Ступени жизни (Медынский) - страница 46

Так я входил и постепенно вникал в новую для меня жизнь. И вот я уже на профсоюзном собрании служащих, вот я выступаю, что-то говорю, вот меня куда-то выбирают, потом почему-то командируют в Боровск, где еще нет и профсоюза и где его нужно организовать, из Боровска заезжаю в Малоярославец, встречаюсь там, как это записано у меня в дневнике, «с вождями чиновного и профессионального мира», — одним словом, как-то незаметно втягиваюсь в водоворот нашей уездной общественной жизни. И потому такой неожиданностью, можно сказать, диссонансом оказалась для меня случайная встреча со стариной — с крестным ходом, посвященным Боголюбской божьей матери.

Кто, зачем и почему привез эту «чтимую» икону из-за Москвы, чтобы пронести ее по главной — Шоссейной улице Медыни, я не знаю, но самый факт и вид этой церемонии произвел на меня какое-то странное, удручающее впечатление, точно я окунулся опять в тот мир, из которого только что выбрался.

«Что-то глупое, вырождающееся почувствовал я во всем этом, и мне стало просто противно, — записал я в своем дневнике. — Старухи с лицемерно-фарисейскими лицами, барышни, пришедшие людей посмотреть, себя показать, несколько принарядившихся дам и два-три «оскорбленных и униженных» теперь бывших чиновника.

Нет жизни, нет никакого одухотворяющего начала, по сути дела нет и религии, есть пустые обряды. И тем противнее наблюдать существование отживших форм человеческого мышления, цепляющегося за отживших и чуждых подлинного мышления людей.

Но то, что должно умереть, умрет!»

Я понимаю, что нельзя обременять читателя цитатами из мальчишеских — да и не только мальчишеских — дневников, но бывают вещи, о которых иначе ведь и не скажешь, как только словами, родившимися именно из прямого соприкосновения души с жизнью.

Так я не могу обойти и следующую, решающую для меня, запись.

«Ранен Ленин. И кажется, серьезно, жизнь его в опасности.

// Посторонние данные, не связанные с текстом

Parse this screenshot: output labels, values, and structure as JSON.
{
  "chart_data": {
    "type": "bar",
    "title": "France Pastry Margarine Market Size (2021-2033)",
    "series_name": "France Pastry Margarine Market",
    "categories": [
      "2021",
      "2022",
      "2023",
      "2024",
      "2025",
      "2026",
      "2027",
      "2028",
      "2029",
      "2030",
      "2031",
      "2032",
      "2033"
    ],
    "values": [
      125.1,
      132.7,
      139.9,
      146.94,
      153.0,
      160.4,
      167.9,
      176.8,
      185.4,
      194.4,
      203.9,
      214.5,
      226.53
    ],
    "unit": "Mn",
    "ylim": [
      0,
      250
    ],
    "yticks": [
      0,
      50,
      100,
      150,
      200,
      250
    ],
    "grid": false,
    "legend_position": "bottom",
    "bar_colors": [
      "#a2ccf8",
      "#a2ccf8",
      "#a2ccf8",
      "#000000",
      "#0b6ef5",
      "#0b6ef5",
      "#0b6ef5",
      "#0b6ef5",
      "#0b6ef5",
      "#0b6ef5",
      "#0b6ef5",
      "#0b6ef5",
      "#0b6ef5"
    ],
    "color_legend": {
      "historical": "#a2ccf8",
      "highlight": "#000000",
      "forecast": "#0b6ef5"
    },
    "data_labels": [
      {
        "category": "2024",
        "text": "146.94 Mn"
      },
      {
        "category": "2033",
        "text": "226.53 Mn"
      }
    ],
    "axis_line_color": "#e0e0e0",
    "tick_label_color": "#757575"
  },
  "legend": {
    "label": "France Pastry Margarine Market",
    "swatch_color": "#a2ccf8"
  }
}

Об этом объявил нам сегодня Стеснягин, пришедший на работу в легком чесучовом костюме, объявил громко и чуть ли не торжественно, а потом, когда мы остались как-то вдвоем, добавил еще слова, которые мне не хочется повторять.

Сказал он их мне, как человеку своей среды, сыну священника, во взглядах которого не сомневался, и потому, видимо, считал, что я тоже должен обрадоваться этому известию. А на меня эти слова произвели совсем не то впечатление, которое он ожидал, да и не только он — и я сам. У меня точно оторвалось сердце.

Я даже сразу не понял это. Сначала я почувствовал простую человеческую жалость — вот человек падает, истекает кровью. Но вдруг — именно вдруг, вмиг! — меня точно обожгла искра: кто падает и кто истекает кровью?! Какой человек? И в круговороте взбудораженных мыслей у меня выплыло имя Петра, да, того Петра, который смелой и сильной рукой вздернул когда-то на дыбы скользившую над бездной Русь. И теперь… Ведь и теперь Ленин перевернул русскую жизнь, видимо, до самого дна и сделал рискованнейшую операцию над ее исстрадавшимся телом. Я еще не все понимаю, но я почувствовал какую-то близость к этой могучей фигуре.